UDFs are Blackbox — Don't Use Them Unless You've Got No Choice¶
User-Defined Functions are a blackbox to the Catalyst optimizer and so whatever happens in the UDF, stays in the UDF (paraphrasing the former advertising slogan of Las Vegas, Nevada). With UDFs your queries will likely be slower and memory-inefficient.
Example¶
Let's review an example with an UDF. This example is converting strings of size 7 characters only and uses the Dataset
standard operators first and then custom UDF to do the same transformation.
assert(spark.conf.get("spark.sql.parquet.filterPushdown"))
You are going to use the following cities
dataset that is based on Parquet file (as used in Predicate Pushdown / Filter Pushdown for Parquet Data Source section). The reason for parquet is that it is an external data source that does support optimization Spark uses to optimize itself like predicate pushdown.
// no optimization as it is a more involved Scala function in filter
val cities6chars = cities.filter(_.name.length == 6).map(_.name.toUpperCase)

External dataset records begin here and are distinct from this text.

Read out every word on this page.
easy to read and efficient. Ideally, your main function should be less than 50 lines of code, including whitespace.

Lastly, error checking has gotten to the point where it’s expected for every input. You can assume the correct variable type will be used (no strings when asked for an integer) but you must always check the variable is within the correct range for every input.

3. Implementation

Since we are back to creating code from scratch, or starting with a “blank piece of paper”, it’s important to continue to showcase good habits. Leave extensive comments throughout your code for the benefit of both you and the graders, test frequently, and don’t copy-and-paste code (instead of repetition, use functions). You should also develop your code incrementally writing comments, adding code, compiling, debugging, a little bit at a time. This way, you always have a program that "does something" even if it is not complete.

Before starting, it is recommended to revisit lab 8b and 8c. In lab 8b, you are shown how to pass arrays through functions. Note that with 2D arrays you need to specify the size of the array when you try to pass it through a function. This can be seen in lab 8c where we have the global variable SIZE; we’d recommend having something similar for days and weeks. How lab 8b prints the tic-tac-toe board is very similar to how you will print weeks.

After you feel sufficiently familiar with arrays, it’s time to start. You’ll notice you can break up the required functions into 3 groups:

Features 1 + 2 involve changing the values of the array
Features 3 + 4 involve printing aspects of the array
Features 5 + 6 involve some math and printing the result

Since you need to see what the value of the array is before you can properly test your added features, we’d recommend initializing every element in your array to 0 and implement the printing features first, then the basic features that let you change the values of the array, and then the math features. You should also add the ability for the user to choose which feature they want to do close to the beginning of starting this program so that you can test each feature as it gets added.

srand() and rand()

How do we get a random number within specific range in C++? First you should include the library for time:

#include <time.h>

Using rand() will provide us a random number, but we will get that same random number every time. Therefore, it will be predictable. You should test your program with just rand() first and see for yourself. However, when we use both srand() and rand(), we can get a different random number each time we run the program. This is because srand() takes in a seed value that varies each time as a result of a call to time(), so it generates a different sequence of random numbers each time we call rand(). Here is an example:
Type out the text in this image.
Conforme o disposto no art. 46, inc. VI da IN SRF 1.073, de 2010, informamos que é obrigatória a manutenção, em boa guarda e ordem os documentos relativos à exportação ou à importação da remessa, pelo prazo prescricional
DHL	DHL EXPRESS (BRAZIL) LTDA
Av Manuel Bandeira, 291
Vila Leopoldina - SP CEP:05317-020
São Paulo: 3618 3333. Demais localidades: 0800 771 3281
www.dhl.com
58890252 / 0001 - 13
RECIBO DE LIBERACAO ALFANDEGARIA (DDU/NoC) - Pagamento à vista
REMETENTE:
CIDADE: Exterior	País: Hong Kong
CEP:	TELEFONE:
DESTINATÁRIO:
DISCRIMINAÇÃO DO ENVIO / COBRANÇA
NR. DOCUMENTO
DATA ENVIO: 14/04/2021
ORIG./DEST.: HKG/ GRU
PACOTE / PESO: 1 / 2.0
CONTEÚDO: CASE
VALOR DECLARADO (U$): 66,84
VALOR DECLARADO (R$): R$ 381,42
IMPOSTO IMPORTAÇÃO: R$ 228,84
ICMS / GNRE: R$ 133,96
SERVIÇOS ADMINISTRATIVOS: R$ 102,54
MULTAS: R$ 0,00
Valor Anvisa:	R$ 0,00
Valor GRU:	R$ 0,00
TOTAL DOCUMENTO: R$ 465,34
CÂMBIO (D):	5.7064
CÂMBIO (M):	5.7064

cities6chars.explain(true)
// or simpler when only concerned with PushedFilters attribute in Parquet
scala> cities6chars.queryExecution.optimizedPlan
res33: org.apache.spark.sql.catalyst.plans.logical.LogicalPlan =
SerializeFromObject [staticinvoke(class org.apache.spark.unsafe.types.UTF8String, StringType, fromString, input[0, java.lang.String, true], true) AS value#248]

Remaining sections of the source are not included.